MPs should be allowed to breastfeed in the House of Commons to make it a “role-model parent-friendly institution”, a year-long review to tackle sexism has said.
The report by Professor Sarah Childs said parliament’s “working practices still reflect the traditions and preferences of those who historically populated it”.
She noted allowing infants into the chamber could attract “considerably media criticism” but quoted the late MP Jo Cox, who said: “We should take on the popular press if it is critical and say, ‘this is what women do; get over it’. It is good for children, so we should advocate it.”
She added that it would be unlikely for it to become “routine” if it were permitted in the Commons.
Speaker John Bercow has set up a Commons Reference Group to look at how to promote diversity among MPs, who are still “disproportionately white, male, and elite,” Prof Childs’ report says.
Bercow could now overturn the ban on breastfeeding in the Commons chamber after his predecessors Michael Martin and Betty Boothroyd upheld it.
Martin upheld the ban in 2002, against a recommendation by parliament’s Administration Committee.
Sam Smethers, chief executive of the Fawcett Society, told HuffPost UK: “Women who are breastfeeding are perfectly capable of participating in debates, committees or otherwise getting on with the many tasks required of our MPs.
“Perhaps those who object should think more about their own contribution to improving our politics and worry less about what someone else’s baby is doing.”
Bercow said he was “delighted” with the report, adding: “Not everyone will agree with every recommendation or suggested outcome, which is a condition of an independent report.
“But I am confident that my colleagues on the Commons Reference Group will scrutinise its contents very closely, with a view to taking on board a good number of its suggestions.”
Prof Childs, a professor of gender and politics at Bristol University, said: “We must not forget that Parliament itself remains far from diverse and inclusive. Change will not happen on its own.
“Parliament needs to accept its responsibility to ensure a diverse composition of MPs and that present members are able to equally participate. Established ways of working need to be questioned.”
Britain has its second female prime minister but only 191 of the House of Commons’ 650 MPs are women, just under 30%.

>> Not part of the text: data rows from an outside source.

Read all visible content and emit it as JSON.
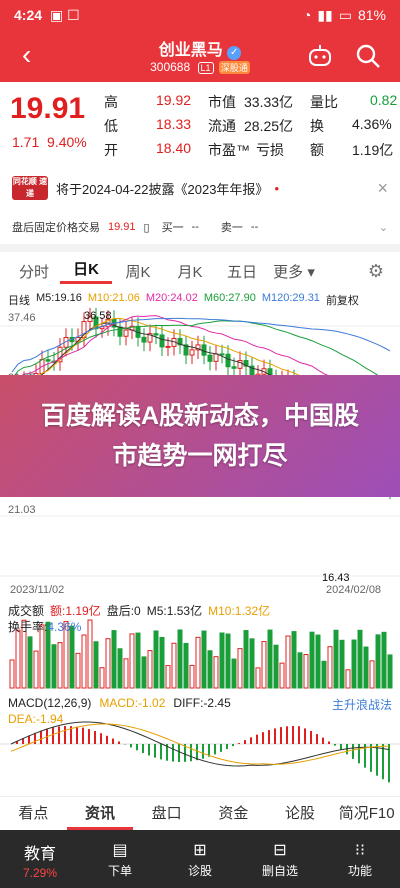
{
  "status": {
    "time": "4:24",
    "battery": "81%"
  },
  "header": {
    "title": "创业黑马",
    "code": "300688",
    "badge1": "L1",
    "badge2": "深股通"
  },
  "quote": {
    "price": "19.91",
    "change": "1.71",
    "pct": "9.40%",
    "rows": [
      [
        "高",
        "19.92",
        "市值",
        "33.33亿",
        "量比",
        "0.82"
      ],
      [
        "低",
        "18.33",
        "流通",
        "28.25亿",
        "换",
        "4.36%"
      ],
      [
        "开",
        "18.40",
        "市盈™",
        "亏损",
        "额",
        "1.19亿"
      ]
    ]
  },
  "notice": {
    "logo": "同花顺 速递",
    "text": "将于2024-04-22披露《2023年年报》"
  },
  "fixed": {
    "label": "盘后固定价格交易",
    "price": "19.91",
    "buy": "买一",
    "sell": "卖一",
    "dash": "--"
  },
  "tabs": [
    "分时",
    "日K",
    "周K",
    "月K",
    "五日",
    "更多"
  ],
  "ma": {
    "lbl": "日线",
    "m5": "M5:19.16",
    "m10": "M10:21.06",
    "m20": "M20:24.02",
    "m60": "M60:27.90",
    "m120": "M120:29.31",
    "fq": "前复权"
  },
  "chart": {
    "y_top": "37.46",
    "y_mid1": "31.98",
    "y_mid2": "21.03",
    "y_bottom": "16.43",
    "high": "36.58",
    "date_left": "2023/11/02",
    "date_right": "2024/02/08",
    "colors": {
      "up": "#e02020",
      "down": "#1a9e3a",
      "m5": "#333333",
      "m10": "#e8a000",
      "m20": "#e02aa6",
      "m60": "#1a9e3a",
      "m120": "#3b7bd8"
    }
  },
  "overlay": {
    "text": "百度解读A股新动态，中国股市趋势一网打尽"
  },
  "volume": {
    "label": "成交额",
    "amount": "额:1.19亿",
    "close": "盘后:0",
    "m5": "M5:1.53亿",
    "m10": "M10:1.32亿",
    "turnover_label": "换手率:",
    "turnover": "4.36%"
  },
  "macd": {
    "label": "MACD(12,26,9)",
    "macd": "MACD:-1.02",
    "diff": "DIFF:-2.45",
    "link": "主升浪战法",
    "dea": "DEA:-1.94"
  },
  "bottom_tabs": [
    "看点",
    "资讯",
    "盘口",
    "资金",
    "论股",
    "简况F10"
  ],
  "bottom_bar": [
    {
      "label": "教育",
      "sub": "7.29%"
    },
    {
      "label": "下单",
      "sub": ""
    },
    {
      "label": "诊股",
      "sub": ""
    },
    {
      "label": "删自选",
      "sub": ""
    },
    {
      "label": "功能",
      "sub": ""
    }
  ]
}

In 2014, then-Lib Dem MP and equalities minister Jo Swinson said it was “bizarre” MPs were banned from taking their babies into the Commons.

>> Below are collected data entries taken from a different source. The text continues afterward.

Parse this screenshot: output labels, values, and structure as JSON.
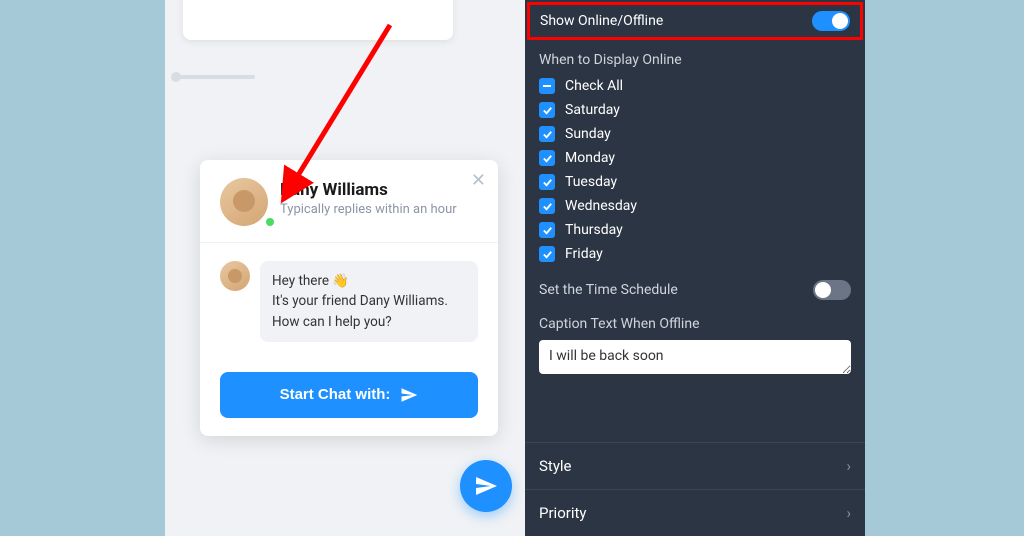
{
  "chat": {
    "agent_name": "Dany Williams",
    "reply_time": "Typically replies within an hour",
    "greeting_line1": "Hey there 👋",
    "greeting_line2": "It's your friend Dany Williams. How can I help you?",
    "start_button": "Start Chat with:"
  },
  "settings": {
    "show_online_label": "Show Online/Offline",
    "show_online_on": true,
    "when_display_label": "When to Display Online",
    "check_all_label": "Check All",
    "days": [
      {
        "label": "Saturday",
        "checked": true
      },
      {
        "label": "Sunday",
        "checked": true
      },
      {
        "label": "Monday",
        "checked": true
      },
      {
        "label": "Tuesday",
        "checked": true
      },
      {
        "label": "Wednesday",
        "checked": true
      },
      {
        "label": "Thursday",
        "checked": true
      },
      {
        "label": "Friday",
        "checked": true
      }
    ],
    "time_schedule_label": "Set the Time Schedule",
    "time_schedule_on": false,
    "caption_label": "Caption Text When Offline",
    "caption_value": "I will be back soon",
    "style_label": "Style",
    "priority_label": "Priority"
  },
  "colors": {
    "accent": "#1e90ff",
    "highlight": "#ff0000"
  }
}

In a blog on HuffPost UK, she railed against how the media had written about the Childs report, saying it showed “why we are still light years from equality”.

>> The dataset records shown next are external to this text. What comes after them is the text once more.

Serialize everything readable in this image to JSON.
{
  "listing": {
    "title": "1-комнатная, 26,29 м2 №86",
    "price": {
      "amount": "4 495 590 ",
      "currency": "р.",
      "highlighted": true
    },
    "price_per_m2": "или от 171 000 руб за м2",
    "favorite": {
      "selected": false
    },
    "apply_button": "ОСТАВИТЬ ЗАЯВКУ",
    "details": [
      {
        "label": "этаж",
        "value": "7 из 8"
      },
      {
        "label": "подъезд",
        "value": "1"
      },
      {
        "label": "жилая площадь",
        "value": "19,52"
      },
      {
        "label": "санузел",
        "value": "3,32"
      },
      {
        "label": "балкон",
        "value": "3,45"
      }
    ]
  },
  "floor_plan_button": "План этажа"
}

“I know the media sensationalises and twists things out of context. But I genuinely struggle to understand the thought-process that takes a tiny part of a serious report about how our democratic institutions reflect society, and not only blows it up into the headline, but in some cases makes it the only idea that they even include in the entire story. ,” she wrote.
“It’s the journalistic equivalent of pinging a girl’s bra-strap and thinking it’s hilarious. ‘Boobs! They mentioned boobs!’. You can almost hear the puerile chuckles in the newsroom.”
In February, Australia’s parliament voted to allow women to breastfeed in the House of Representatives.
Female parliamentarians have caused stirs in recent years by taking their infants into chambers to vote, including Spain’s Carolina Bescansa in 2012 and Italian MEP Licia Ronzulli in 2010.
Labour’s Melanie Onn, MP for Great Grimsby said: “It is obvious to even the casual observer that Parliament needs to commit to change if it wants to be fit for modern purpose.
“Parliament is still unrepresentative of the British public, clinging on to antiquated traditions and a reluctance to progress. This makes it less appealing as a place to work and causes people to view it as remote and opaque.
“I hope Professor Childs’ report will spark the changes we need to see in Westminster.”